Streicheleinheiten nach der kollektiven Schelte

Zu den bemerkenswertesten Szenen, die sich nach dem Treffer des Chilenen abspielten, zählte die Art und Weise, wie er zelebriert wurde. Ausnahmslos alle Bayern stürmten auf den Anden-Bullen zu, tätschelten ihm den Haarkamm und streichelten ihm den Rücken. Vidal, das war eigentlich schon in allen seinen Stationen so, ist im Kreise seiner eigenen Mannschaft ungemein beliebt. Die jeweiligen Veteranen geigen ihm hin und wieder die Meinung, Vidal hat ja eine gewisses Talent, sich abseits des Platzes in Gegenden zu verlaufen, die mit den Katakomben des Olympiastadions nur gemein haben, dass sie schummrig und schlecht ausgeleuchtet sind. Dass nun aber das komplette Team der Bayern zur Gratulation antrat, hatte natürlich damit zu tun, dass Vidals Treffer ein Meilenstein auf dem Weg zum 26. Bundesligatitel war - der der erste wäre, den ein Chilene feiern darf.

Auf Twitter meldete sich Vidal zu Wort: "Exzellenter Triumph, Mannschaft!!! Drei wichtige Punkte für unser erstes Ziel!!! Mia san mia!!!", schrieb er, und hängte noch drei Emojis an die insgesamt neun Ausrufezeichen ran: drei Fäuste. Bei Vidal, dem Fußball-Punk, sind auch die Botschaften auf den Sozialnetzwerken Programm.

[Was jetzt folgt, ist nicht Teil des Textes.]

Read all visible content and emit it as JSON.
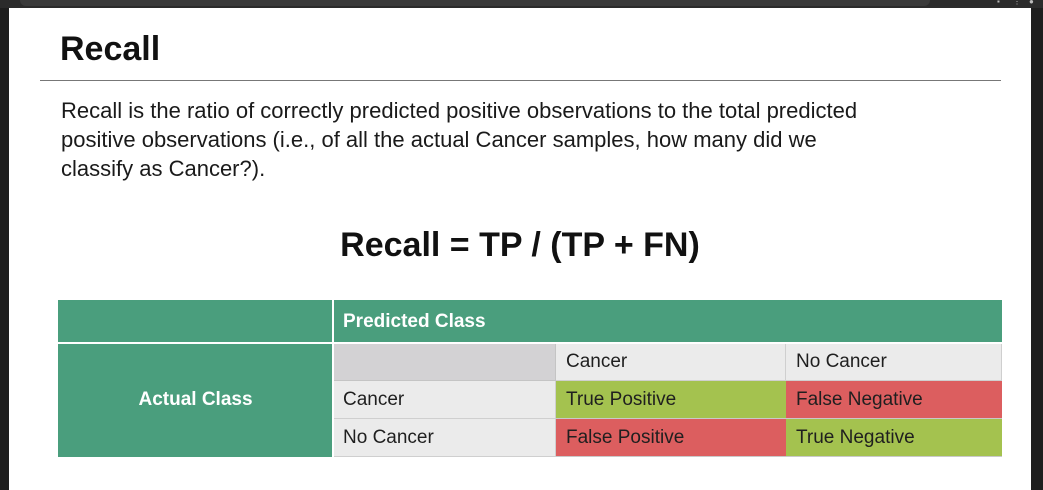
{
  "slide": {
    "title": "Recall",
    "description": "Recall is the ratio of correctly predicted positive observations to the total predicted positive observations (i.e., of all the actual Cancer samples, how many did we classify as Cancer?).",
    "formula": "Recall = TP / (TP + FN)"
  },
  "matrix": {
    "predicted_header": "Predicted Class",
    "actual_header": "Actual Class",
    "col_headers": [
      "Cancer",
      "No Cancer"
    ],
    "rows": [
      {
        "label": "Cancer",
        "cells": [
          "True Positive",
          "False Negative"
        ]
      },
      {
        "label": "No Cancer",
        "cells": [
          "False Positive",
          "True Negative"
        ]
      }
    ]
  },
  "colors": {
    "header_green": "#4a9e7d",
    "positive_green": "#a4c24f",
    "negative_red": "#dc5e5f"
  }
}
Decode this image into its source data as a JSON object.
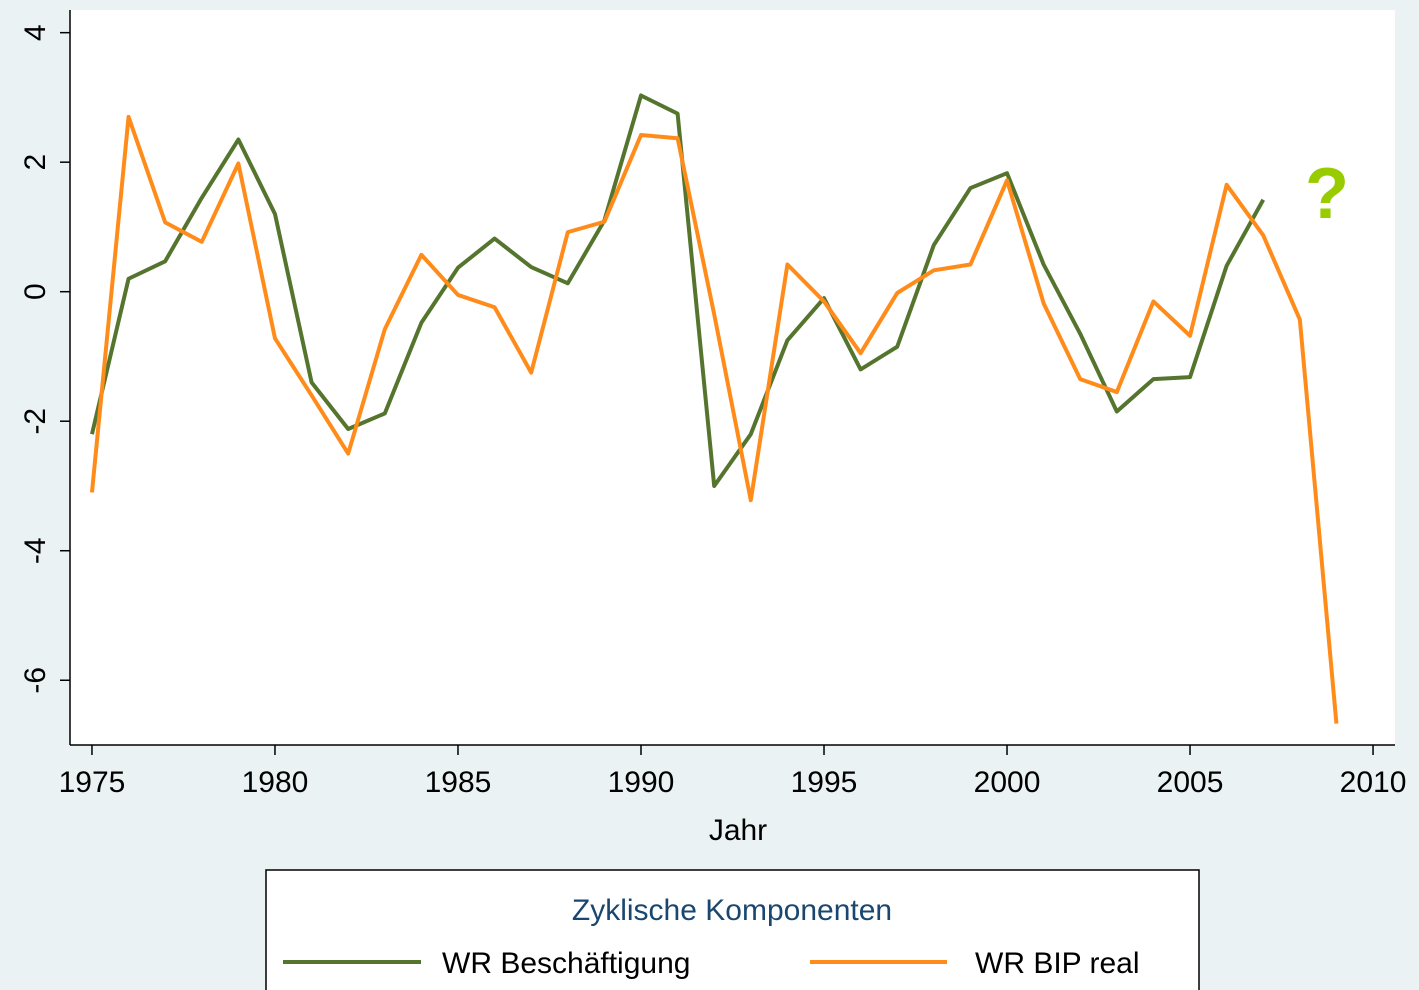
{
  "chart_data": {
    "type": "line",
    "x": [
      1975,
      1976,
      1977,
      1978,
      1979,
      1980,
      1981,
      1982,
      1983,
      1984,
      1985,
      1986,
      1987,
      1988,
      1989,
      1990,
      1991,
      1992,
      1993,
      1994,
      1995,
      1996,
      1997,
      1998,
      1999,
      2000,
      2001,
      2002,
      2003,
      2004,
      2005,
      2006,
      2007,
      2008,
      2009
    ],
    "series": [
      {
        "name": "WR Beschäftigung",
        "color": "#55752f",
        "values": [
          -2.2,
          0.2,
          0.47,
          1.45,
          2.35,
          1.2,
          -1.4,
          -2.12,
          -1.88,
          -0.48,
          0.37,
          0.82,
          0.38,
          0.13,
          1.1,
          3.03,
          2.75,
          -3.0,
          -2.2,
          -0.75,
          -0.1,
          -1.2,
          -0.85,
          0.72,
          1.6,
          1.83,
          0.42,
          -0.65,
          -1.85,
          -1.35,
          -1.32,
          0.4,
          1.42,
          null,
          null
        ]
      },
      {
        "name": "WR BIP real",
        "color": "#ff8c1a",
        "values": [
          -3.1,
          2.7,
          1.07,
          0.77,
          1.98,
          -0.72,
          -1.6,
          -2.5,
          -0.58,
          0.57,
          -0.05,
          -0.24,
          -1.25,
          0.92,
          1.08,
          2.42,
          2.37,
          -0.35,
          -3.22,
          0.42,
          -0.15,
          -0.95,
          -0.02,
          0.33,
          0.42,
          1.72,
          -0.18,
          -1.35,
          -1.55,
          -0.15,
          -0.68,
          1.65,
          0.87,
          -0.43,
          -6.67
        ]
      }
    ],
    "xlabel": "Jahr",
    "legend_title": "Zyklische Komponenten",
    "annotation": "?",
    "xlim": [
      1974.4,
      2010.6
    ],
    "xticks": [
      1975,
      1980,
      1985,
      1990,
      1995,
      2000,
      2005,
      2010
    ],
    "ylim": [
      -7,
      4.35
    ],
    "yticks": [
      -6,
      -4,
      -2,
      0,
      2,
      4
    ],
    "grid": true
  }
}
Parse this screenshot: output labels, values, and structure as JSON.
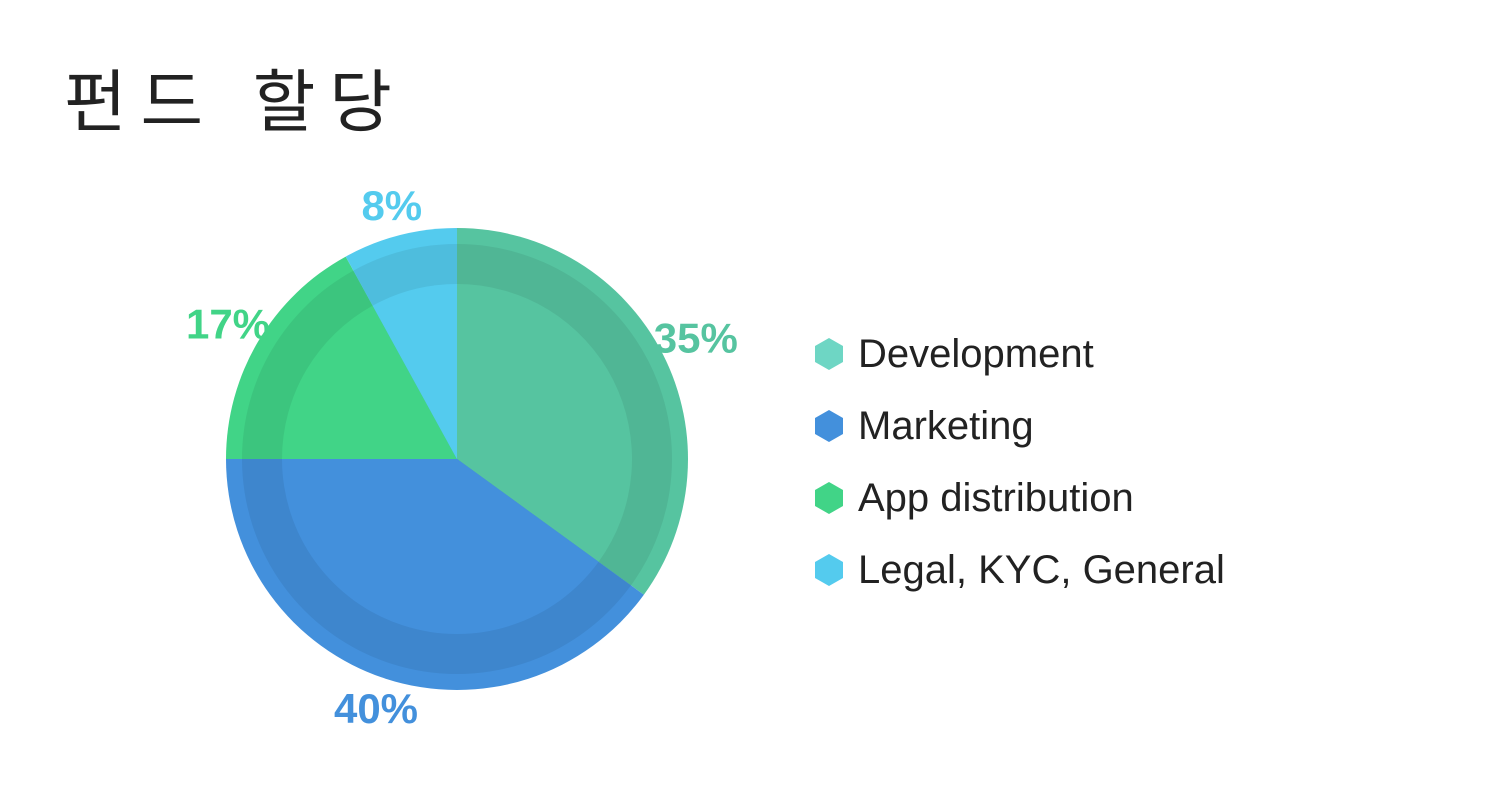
{
  "title": "펀드 할당",
  "chart_data": {
    "type": "pie",
    "slices": [
      {
        "label": "Development",
        "value": 35,
        "display": "35%",
        "color": "#56c4a0",
        "legend_color": "#6ed6c4"
      },
      {
        "label": "Marketing",
        "value": 40,
        "display": "40%",
        "color": "#4390dc",
        "legend_color": "#4390dc"
      },
      {
        "label": "App distribution",
        "value": 17,
        "display": "17%",
        "color": "#41d487",
        "legend_color": "#41d487"
      },
      {
        "label": "Legal, KYC, General",
        "value": 8,
        "display": "8%",
        "color": "#54cbee",
        "legend_color": "#54cbee"
      }
    ],
    "start_angle": "12 o'clock",
    "direction": "clockwise",
    "legend_position": "right"
  }
}
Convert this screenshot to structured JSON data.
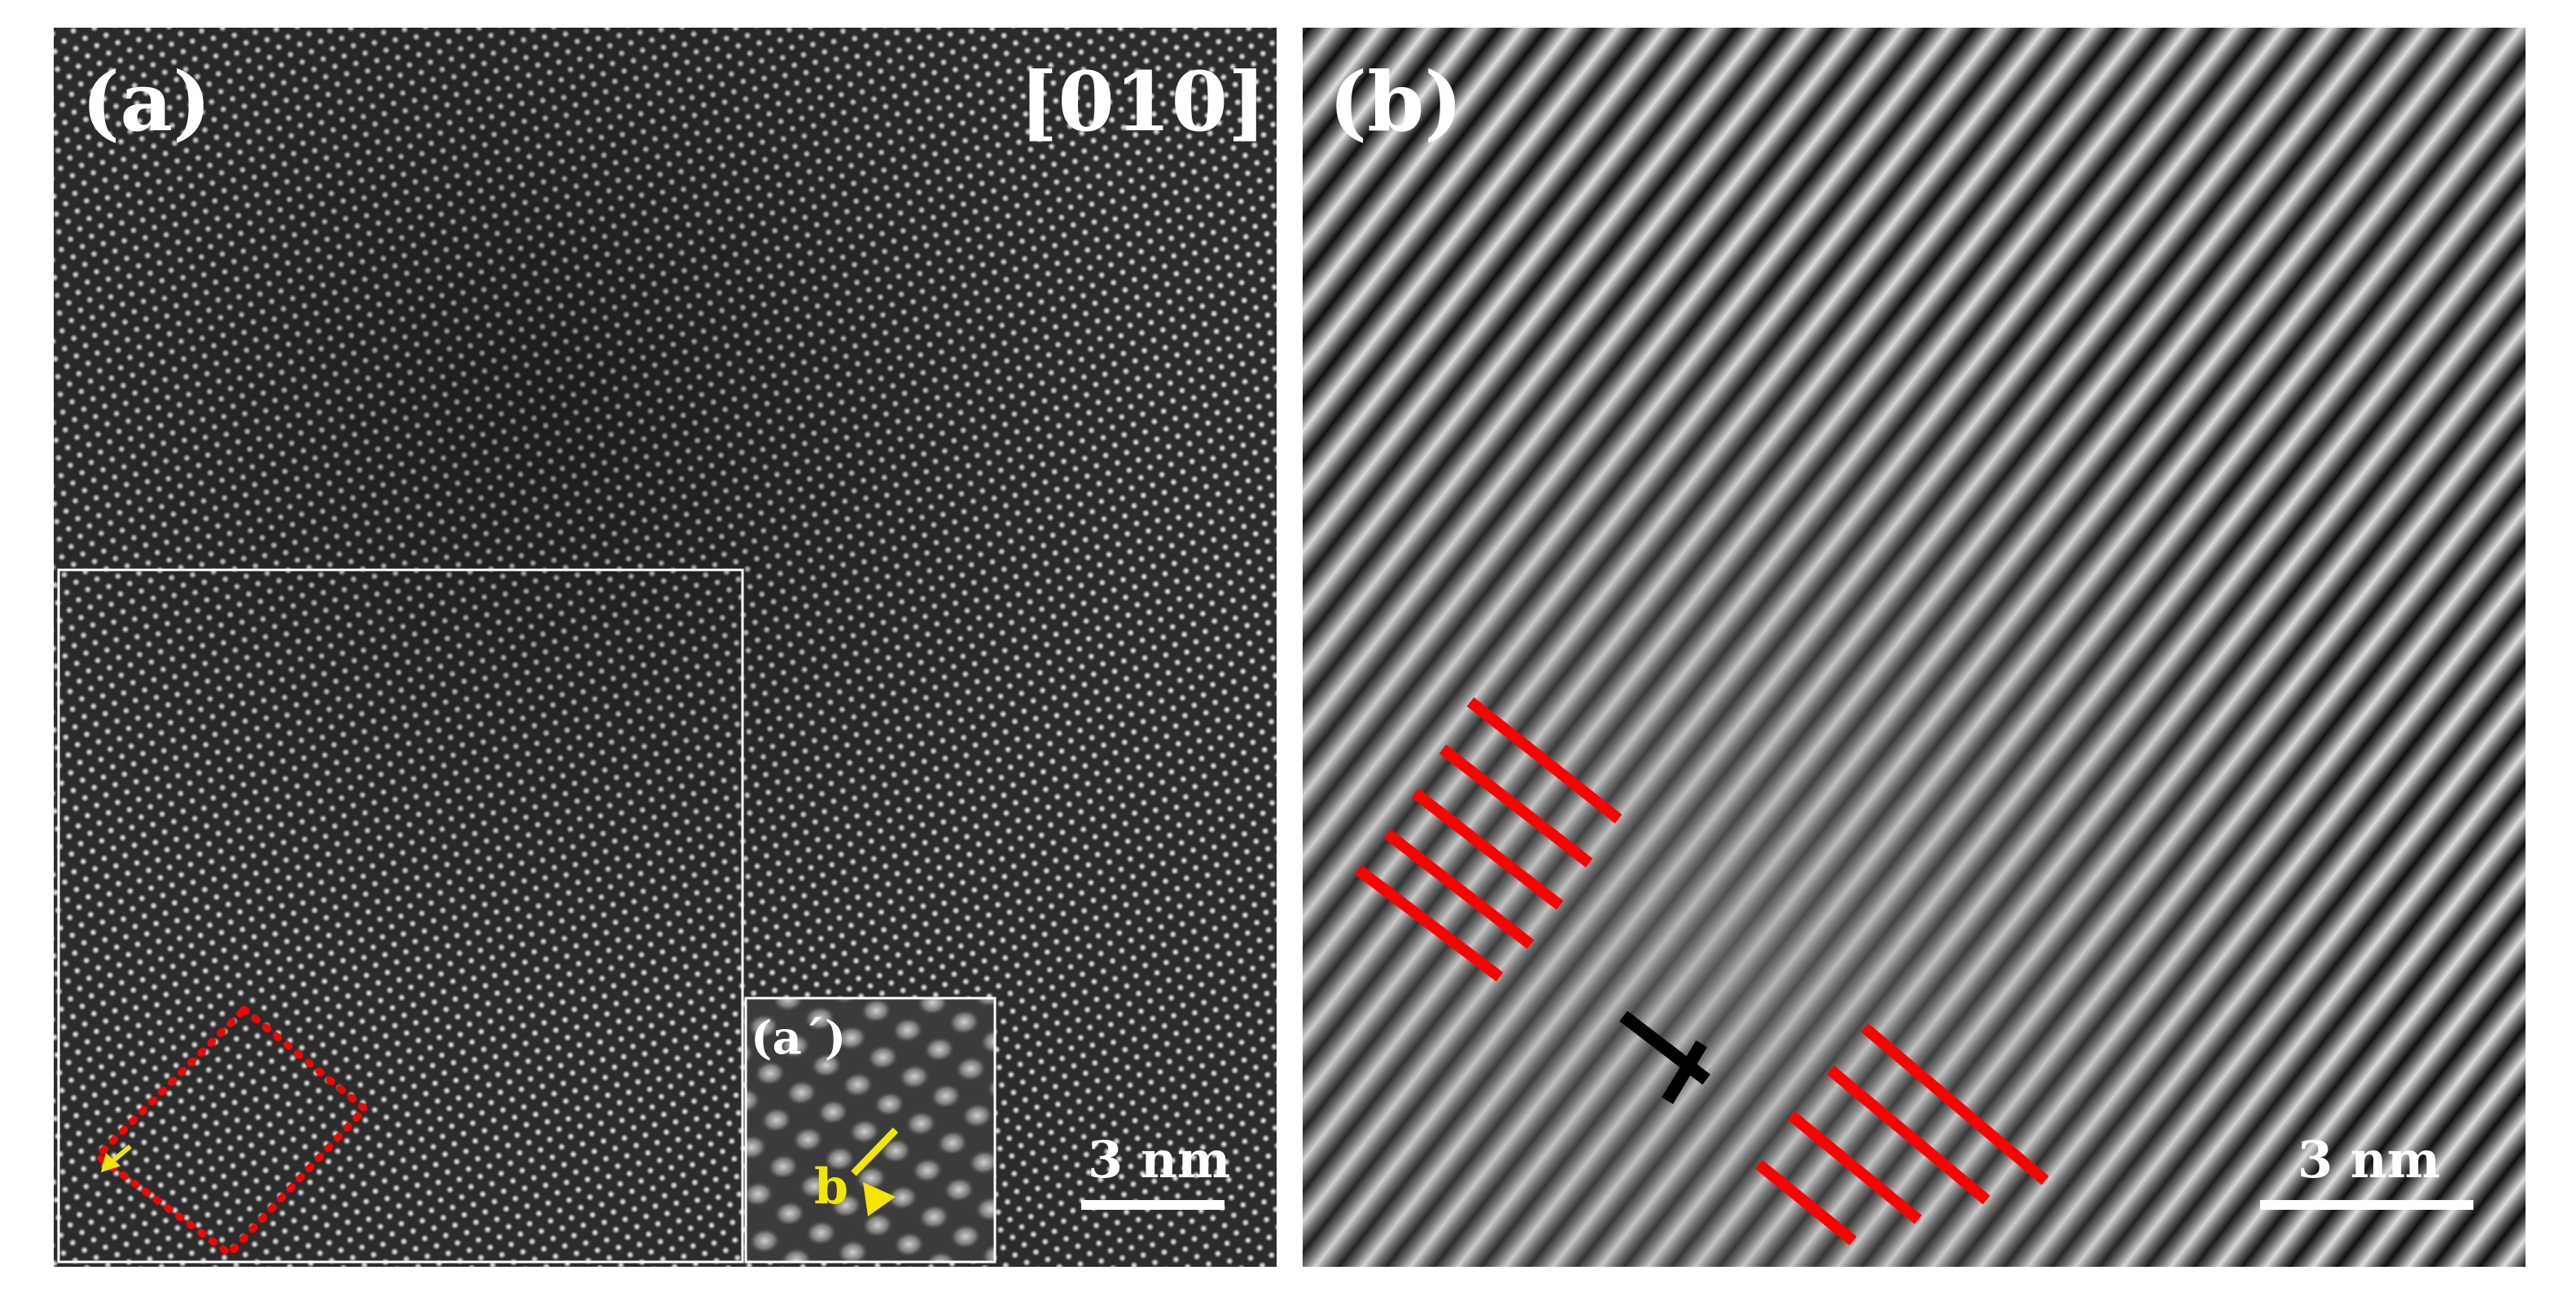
{
  "panels": [
    {
      "label": "(a)",
      "zone_axis": "[010]",
      "scale_bar": "3 nm",
      "inset": {
        "label": "(a´)",
        "burgers_label": "b"
      }
    },
    {
      "label": "(b)",
      "scale_bar": "3 nm"
    }
  ],
  "colors": {
    "lattice_background": "#2a2a2a",
    "fringe_light": "#d8d8d8",
    "fringe_dark": "#101010",
    "marker_lines": "#ff0000",
    "arrow": "#f5e600",
    "dislocation_symbol": "#000000",
    "frame": "#ffffff"
  },
  "icons": {
    "dislocation": "edge-dislocation-symbol",
    "burgers_arrow": "arrow-icon"
  }
}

Allerdings steht Vidal seit Dienstag medial am Pranger - wegen seiner Schwalbe aus dem Pokalhalbfinale gegen Werder Bremen. Und so dürfen die Streicheleinheiten, die Vidal erhielt, wohl auch als Solidaritätsbekundungen interpretiert werden - nachdem er verbal sowohl von Trainer Guardiola ("Das war kein Elfmeter") und vor allem von Nationalspieler Thomas Müller ("Dafür gibt es keine Entschuldigung") erstaunlich offen kritisiert worden war.

Vidal kann der erste Chilene werden, der die Champions League gewinnt

Verdient hat er die Zuneigung allemal. Dass die Bayern noch immer ums Triple kämpfen können, hat nicht unwesentlich mit dem Chilenen zu tun, der gerade in den Champions-League-Partien gegen Juventus und Benfica Lissabon zu Hochform auflief. Mit Juventus hatte er im vergangenen Sommer in Berlin eine seiner größten Enttäuschungen erlebt: Im Champions-League-Finale unterlag er mit den Turinern dem FC Barcelona. Am Mittwoch reist er mit den Bayern nach Madrid, um bei Atlético Madrid eine Elf zu bezwingen, die den Fußball ähnlich kriegerisch begreift wie "el guerrero", so wird Vidal ja gern genannt.

Dass er auch nur ein Gramm seiner Opferbereitschaft zurückhält, darf ausgeschlossen werden. Formell ist zwar sein Landsmann Claudio Bravo, Tormann beim FC Barcelona, der erste Chilene, der die Champions League gewann. Bravo aber spielte in der vergangenen Saison in der Champions League nicht eine einzige Minute. Vidal kann also eigentlich immer noch erster chilenischer Champions-League-Sieger werden, und wer ihn kennt, weiß, dass ihm dies der Erfüllung eines Traums gleichkommt, der unter seinem Hahnenkamm schon seit Monaten hämmert. Wieder und immer wieder.